Thursday, December 2, 2010


You really want to know what stops me from writing?  And when I say "writing," I mean the kinds of essays and articles that one of my advisers once said function as money in the bank for academics.  What stops me?  Me.  It's all on me.  I don't have kids.  I have a partner who works much like I do, meaning we are able to spend lots of time together because our days are relatively flexible.  He often works all day and night, and so do I, with periodic breaks to check in with each other and our weekly date night and HGTV night.  I don't have any family who require any time of me, no one I talk to more than once every four or five months.  Yes, I have a demanding job, but a lot of people have the same job.  Thousands of people do, and 99% or so have other demands on them I don't have.  i don't have any other regular activities or relationships that demand consistent time.  So, why don't I get the writing done?  Why don't I create 750 words a day?  Why don't I write for fifteen minutes a day?
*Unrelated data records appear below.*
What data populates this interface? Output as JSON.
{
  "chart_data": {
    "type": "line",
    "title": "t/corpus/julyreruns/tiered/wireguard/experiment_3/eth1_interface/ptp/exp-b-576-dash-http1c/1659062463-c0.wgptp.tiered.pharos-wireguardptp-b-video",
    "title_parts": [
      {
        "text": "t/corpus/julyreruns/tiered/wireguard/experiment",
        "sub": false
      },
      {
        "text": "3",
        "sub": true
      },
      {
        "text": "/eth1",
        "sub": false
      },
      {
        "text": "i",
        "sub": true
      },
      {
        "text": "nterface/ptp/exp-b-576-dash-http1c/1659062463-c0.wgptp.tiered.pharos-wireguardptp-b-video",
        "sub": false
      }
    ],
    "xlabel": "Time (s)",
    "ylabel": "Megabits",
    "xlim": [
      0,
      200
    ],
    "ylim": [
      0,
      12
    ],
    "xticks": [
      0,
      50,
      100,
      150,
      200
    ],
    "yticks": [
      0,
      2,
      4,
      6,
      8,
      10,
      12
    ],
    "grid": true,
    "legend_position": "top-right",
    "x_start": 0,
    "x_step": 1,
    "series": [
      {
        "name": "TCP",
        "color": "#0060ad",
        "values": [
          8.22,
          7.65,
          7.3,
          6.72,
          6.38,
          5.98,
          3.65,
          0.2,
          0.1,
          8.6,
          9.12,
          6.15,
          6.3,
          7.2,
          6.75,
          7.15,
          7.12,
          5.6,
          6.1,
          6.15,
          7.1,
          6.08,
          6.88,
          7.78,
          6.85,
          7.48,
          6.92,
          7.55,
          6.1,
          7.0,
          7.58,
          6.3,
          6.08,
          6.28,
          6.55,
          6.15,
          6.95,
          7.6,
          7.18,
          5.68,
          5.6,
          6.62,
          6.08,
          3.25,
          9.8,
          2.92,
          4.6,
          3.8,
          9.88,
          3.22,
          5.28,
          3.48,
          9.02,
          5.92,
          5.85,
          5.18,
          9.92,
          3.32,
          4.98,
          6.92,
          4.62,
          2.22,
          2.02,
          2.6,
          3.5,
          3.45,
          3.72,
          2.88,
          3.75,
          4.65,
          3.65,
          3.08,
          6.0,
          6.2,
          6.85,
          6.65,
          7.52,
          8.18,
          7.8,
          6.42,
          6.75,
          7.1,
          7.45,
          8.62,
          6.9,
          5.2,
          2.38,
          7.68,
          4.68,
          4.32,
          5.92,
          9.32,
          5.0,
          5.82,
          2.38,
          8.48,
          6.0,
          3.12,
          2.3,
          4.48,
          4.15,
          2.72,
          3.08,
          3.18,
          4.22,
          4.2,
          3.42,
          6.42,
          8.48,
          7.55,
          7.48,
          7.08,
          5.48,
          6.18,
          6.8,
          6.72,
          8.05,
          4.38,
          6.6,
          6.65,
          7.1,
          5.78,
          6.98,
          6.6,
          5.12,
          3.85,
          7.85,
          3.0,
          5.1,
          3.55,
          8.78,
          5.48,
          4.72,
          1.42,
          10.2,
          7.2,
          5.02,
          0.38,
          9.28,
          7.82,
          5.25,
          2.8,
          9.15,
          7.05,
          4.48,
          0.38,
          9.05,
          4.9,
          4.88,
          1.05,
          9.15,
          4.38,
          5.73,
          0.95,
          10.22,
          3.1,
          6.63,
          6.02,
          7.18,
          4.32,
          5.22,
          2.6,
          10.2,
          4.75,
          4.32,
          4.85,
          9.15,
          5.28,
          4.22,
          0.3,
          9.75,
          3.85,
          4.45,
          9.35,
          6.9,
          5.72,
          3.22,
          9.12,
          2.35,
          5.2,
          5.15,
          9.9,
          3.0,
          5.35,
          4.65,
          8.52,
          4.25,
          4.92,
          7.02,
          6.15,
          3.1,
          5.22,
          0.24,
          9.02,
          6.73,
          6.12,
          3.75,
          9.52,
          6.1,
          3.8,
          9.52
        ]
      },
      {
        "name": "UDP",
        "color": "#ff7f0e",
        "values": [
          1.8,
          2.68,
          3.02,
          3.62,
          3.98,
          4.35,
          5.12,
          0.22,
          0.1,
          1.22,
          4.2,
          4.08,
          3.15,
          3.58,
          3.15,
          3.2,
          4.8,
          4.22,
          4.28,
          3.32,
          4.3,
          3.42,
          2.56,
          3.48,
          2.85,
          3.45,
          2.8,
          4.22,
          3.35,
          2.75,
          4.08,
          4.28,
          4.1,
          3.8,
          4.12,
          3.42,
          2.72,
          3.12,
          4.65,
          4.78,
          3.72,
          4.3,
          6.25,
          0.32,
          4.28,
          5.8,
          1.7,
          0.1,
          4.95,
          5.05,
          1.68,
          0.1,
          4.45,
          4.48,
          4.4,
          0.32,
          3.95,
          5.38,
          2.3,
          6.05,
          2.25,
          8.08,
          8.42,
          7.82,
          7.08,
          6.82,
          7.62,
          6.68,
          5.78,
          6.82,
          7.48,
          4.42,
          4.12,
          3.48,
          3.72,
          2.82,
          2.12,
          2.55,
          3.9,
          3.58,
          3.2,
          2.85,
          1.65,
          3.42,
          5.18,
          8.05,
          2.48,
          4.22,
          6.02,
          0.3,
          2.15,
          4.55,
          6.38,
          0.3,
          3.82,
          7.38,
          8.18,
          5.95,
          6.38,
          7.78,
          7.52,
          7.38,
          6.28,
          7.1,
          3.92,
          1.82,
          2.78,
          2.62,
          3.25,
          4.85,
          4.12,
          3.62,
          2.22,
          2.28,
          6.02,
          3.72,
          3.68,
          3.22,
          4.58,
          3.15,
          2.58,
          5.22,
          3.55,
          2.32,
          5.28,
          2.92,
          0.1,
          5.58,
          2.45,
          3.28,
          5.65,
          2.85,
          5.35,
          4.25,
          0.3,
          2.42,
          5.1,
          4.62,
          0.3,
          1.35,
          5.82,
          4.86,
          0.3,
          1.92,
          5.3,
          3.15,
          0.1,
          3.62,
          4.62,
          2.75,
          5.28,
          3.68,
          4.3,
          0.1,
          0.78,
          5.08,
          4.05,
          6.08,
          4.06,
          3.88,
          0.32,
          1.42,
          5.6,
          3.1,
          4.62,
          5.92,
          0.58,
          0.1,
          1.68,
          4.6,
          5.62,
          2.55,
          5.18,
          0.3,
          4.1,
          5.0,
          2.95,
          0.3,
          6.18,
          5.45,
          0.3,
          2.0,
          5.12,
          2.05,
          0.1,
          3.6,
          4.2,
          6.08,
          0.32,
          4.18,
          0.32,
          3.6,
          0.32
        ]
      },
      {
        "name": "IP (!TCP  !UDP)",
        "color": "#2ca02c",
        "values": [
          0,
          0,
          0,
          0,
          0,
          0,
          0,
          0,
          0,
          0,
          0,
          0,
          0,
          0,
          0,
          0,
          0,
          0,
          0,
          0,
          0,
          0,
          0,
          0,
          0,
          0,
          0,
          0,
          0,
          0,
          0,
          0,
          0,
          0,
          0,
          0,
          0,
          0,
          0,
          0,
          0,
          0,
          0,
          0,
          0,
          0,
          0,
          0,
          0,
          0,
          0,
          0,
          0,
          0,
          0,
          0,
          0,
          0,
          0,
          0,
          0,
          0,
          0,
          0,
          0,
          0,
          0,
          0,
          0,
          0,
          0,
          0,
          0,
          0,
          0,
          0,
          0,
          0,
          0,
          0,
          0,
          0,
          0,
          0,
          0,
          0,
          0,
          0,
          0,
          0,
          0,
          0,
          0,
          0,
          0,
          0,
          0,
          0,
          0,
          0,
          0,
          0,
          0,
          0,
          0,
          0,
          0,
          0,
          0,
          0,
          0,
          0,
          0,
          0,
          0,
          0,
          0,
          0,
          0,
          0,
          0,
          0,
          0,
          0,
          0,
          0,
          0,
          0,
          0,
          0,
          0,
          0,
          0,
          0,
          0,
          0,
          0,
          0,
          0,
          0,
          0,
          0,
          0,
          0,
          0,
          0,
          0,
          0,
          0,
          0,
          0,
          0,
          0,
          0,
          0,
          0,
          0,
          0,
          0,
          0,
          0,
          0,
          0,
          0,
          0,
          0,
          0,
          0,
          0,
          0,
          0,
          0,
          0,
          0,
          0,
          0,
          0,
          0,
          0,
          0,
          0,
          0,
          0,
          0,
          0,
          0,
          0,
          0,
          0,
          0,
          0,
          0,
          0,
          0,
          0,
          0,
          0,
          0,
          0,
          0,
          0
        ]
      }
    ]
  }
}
Me.  It's the usual.  Fear of failure.  Fear of success.  I hate the thought of putting so much time into something that could go nowhere.  It's why my creative writing specialty as an undergrad was poetry and not fiction.  Poetry took less time.  Of course, the subjects and style of my poems all point toward the narrative nonfiction I've always wanted to write and have played with over the years.  I research like crazy.  Wow, the folders I have around my office here with articles, notes, and jottings on index cards and little scraps of paper.  In a couple of cases, I have outlines of entire articles.  I mean, I at least have lists of sections: this followed by this followed by this.  I have lots of starting places.  I can envision the end.  But I don't do it.  I'm afraid.  I'm anxious.

What do I do about this?  Go downstairs and get the ladder so I can get over myself?  Easier said than done.  I know that.  But I'm not going to beat myself up over it.  That just makes it worse.  I get in my own way, and that's a lot better than what's stopping a lot of other people.


  1. Problem identification is the first step. Now what?

    I enjoy your writing style.

  2. Thank you! One first step is recognizing that some people will value what I write. Plus, I need to remind myself that I benefit from it even when I don't finish or don't publish. Process not product and all that.